An hour into the community forum, there was little mention of the women and children locked up at Karnes until Marisa Bono, an attorney from the Mexican American Legal Defense and Educational Fund, stood to speak. MALDEF and other legal nonprofits are representing some of the people inside the facility— women who have alleged sexual abuse from guards, and MALDEF and others also filed a complaint with GEO Group and Immigration and Customs Enforcement claiming the facility provided inadequate food, health and mental services, and employed questionable disciplinary tactics.
“This is a relatively new phenomenon in the U.S. right now,” she said. “There’s only three of these family detention facilities in the country. Artesia [in New Mexico] is going to be closed because there are lawsuits against it because of complaints of abuse. … Some people will be shipped here to Karnes or to Dilley. There’s a recurring pattern,” she said. “Think about Hutto [T. Don Hutto Family Residential Center]. It was sued by a number of organizations because of alleged abuses, and the county was the defendant in those lawsuits, and they closed down the facility. Broken contracts and the county left holding the bag. … It’s important to identify what happened in the past and ensure it doesn’t happen here.”
People in the crowd were already mumbling about the outside agitators from San Antonio when Jonathan Ryan, executive director of the nonprofit RAICES, spoke up. “This is an important question for the future of your community,” he said. “Do you want people to Google ‘Karnes’ and the first thing that comes up is family detention?”
A woman sitting nearby who had been heartily clapping for the various GEO employees that testified broke into applause. She seemed perfectly happy with the idea.
In the region, GEO Group already has competition from Corrections Corporation of America, which is building another family detention facility in the South Texas town of Dilley, which will have 2,400 beds.
Before this summer there was only one immigrant family detention facility in the nation—the Berks Family Residential Center in Pennsylvania, which holds up to 85 people. But Texas is no stranger to family detention. The T. Don Hutto jail, outside Austin, housed families for years in deplorable conditions. Children and parents wore prison uniforms and were locked in cells. A lawsuit filed in 2007 by the American Civil Liberties Union and University of Texas Law School’s Immigration Clinic finally put an end to the disturbing experiment.

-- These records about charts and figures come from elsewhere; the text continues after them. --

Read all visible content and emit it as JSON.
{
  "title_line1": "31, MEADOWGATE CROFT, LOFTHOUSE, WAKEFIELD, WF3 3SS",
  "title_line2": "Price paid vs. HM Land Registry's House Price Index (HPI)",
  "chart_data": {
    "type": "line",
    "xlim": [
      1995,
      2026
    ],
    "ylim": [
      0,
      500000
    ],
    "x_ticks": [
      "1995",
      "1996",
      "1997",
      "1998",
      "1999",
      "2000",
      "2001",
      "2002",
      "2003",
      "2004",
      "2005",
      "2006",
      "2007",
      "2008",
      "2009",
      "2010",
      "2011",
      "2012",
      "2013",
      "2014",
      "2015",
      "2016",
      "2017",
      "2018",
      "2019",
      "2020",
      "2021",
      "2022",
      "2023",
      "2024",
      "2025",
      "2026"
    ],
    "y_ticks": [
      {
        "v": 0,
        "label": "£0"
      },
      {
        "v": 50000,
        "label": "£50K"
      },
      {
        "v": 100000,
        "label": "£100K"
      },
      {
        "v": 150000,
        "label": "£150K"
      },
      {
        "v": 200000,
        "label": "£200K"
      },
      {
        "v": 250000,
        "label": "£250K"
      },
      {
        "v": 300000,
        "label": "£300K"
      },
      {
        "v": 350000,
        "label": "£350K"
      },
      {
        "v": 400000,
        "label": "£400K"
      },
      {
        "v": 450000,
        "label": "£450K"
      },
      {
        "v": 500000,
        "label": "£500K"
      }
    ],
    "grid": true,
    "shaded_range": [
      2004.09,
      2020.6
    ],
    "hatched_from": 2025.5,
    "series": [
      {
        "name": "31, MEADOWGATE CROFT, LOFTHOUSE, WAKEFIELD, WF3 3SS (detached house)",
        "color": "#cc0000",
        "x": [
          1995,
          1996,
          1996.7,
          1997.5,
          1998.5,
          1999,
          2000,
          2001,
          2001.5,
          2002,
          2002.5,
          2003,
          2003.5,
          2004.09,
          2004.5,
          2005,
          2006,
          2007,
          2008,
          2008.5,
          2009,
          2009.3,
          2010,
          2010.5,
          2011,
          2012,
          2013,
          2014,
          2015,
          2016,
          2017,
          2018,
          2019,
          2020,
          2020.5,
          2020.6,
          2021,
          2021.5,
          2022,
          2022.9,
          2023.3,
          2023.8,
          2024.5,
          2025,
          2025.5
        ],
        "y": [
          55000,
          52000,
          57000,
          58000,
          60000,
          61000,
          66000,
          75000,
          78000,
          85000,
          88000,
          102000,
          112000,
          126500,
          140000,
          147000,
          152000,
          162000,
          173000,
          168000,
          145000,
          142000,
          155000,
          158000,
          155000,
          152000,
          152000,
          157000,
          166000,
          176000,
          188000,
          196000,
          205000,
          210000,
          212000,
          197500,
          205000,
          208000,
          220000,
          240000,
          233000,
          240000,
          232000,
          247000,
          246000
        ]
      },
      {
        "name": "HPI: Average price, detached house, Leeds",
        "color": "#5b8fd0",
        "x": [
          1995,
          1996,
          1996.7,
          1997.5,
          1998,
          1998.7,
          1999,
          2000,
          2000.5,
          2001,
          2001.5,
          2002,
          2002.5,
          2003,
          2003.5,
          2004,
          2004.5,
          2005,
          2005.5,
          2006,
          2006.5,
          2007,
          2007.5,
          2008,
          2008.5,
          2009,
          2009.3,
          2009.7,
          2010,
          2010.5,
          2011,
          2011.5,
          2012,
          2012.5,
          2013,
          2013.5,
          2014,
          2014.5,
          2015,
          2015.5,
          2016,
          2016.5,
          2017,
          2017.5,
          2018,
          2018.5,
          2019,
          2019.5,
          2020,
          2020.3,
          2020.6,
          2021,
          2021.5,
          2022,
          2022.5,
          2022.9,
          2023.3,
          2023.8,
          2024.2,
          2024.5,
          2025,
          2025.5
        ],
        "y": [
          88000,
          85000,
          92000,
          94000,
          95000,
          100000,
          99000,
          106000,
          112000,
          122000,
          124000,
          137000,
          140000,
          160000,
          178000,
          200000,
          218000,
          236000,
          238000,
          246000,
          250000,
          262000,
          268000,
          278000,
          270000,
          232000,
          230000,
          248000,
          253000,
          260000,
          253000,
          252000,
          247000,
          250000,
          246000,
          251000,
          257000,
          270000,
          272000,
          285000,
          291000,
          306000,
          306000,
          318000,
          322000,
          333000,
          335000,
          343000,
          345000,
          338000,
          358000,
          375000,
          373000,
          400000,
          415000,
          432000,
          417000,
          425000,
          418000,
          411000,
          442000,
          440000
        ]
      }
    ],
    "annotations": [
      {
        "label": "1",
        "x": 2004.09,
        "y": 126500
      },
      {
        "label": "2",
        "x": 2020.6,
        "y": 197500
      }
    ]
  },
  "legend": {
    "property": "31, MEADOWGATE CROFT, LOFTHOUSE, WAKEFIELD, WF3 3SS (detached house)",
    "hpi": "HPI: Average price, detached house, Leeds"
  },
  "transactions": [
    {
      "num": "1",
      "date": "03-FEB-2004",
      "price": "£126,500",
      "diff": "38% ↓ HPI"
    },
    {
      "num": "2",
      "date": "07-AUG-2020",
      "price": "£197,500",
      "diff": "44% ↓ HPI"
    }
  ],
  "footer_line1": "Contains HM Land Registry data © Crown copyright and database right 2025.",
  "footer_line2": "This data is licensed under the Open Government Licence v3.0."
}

But in the last year the U.S. government has detained more than 68,000 family members at the border—a 361 percent increase—and it has reacted predictably, locking them up in private prisons. Now Texas is again at the crux of some of the thorniest questions for our society: Should immigrant families be housed in jails while they await their immigration proceedings, for months or even years? Should private corporations like GEO Group and Corrections Corporation of America be allowed to profit off a vulnerable and marginalized population such as women and children seeking political asylum?
After two hours, the county judge announced that it was time to move on to the next item—a new HVAC system for the county annex. Everyone filed out into the hallway, leaving just a handful of people behind for the remaining business. Afterward, the County Attorney Herb Hancock told me it would be difficult for the county to deny GEO Group the expansion. A 2006 contract with GEO left the county open to a breach of contract lawsuit if it didn’t agree to the expansion.
In a roundabout way, Hancock—who emphasized he’d only been county attorney for two years, and wasn’t involved in the 2006 negotiations—said Karnes County had been a very different place in 2006, before the Eagle Ford Shale boom, and been desperate for economic development.
“That’s no longer an issue for Karnes County, thank God,” Hancock said. But GEO will be an issue for the county for a long time to come. “We are bound to the agreement. But that’s just my opinion in my short 50 years in practice.”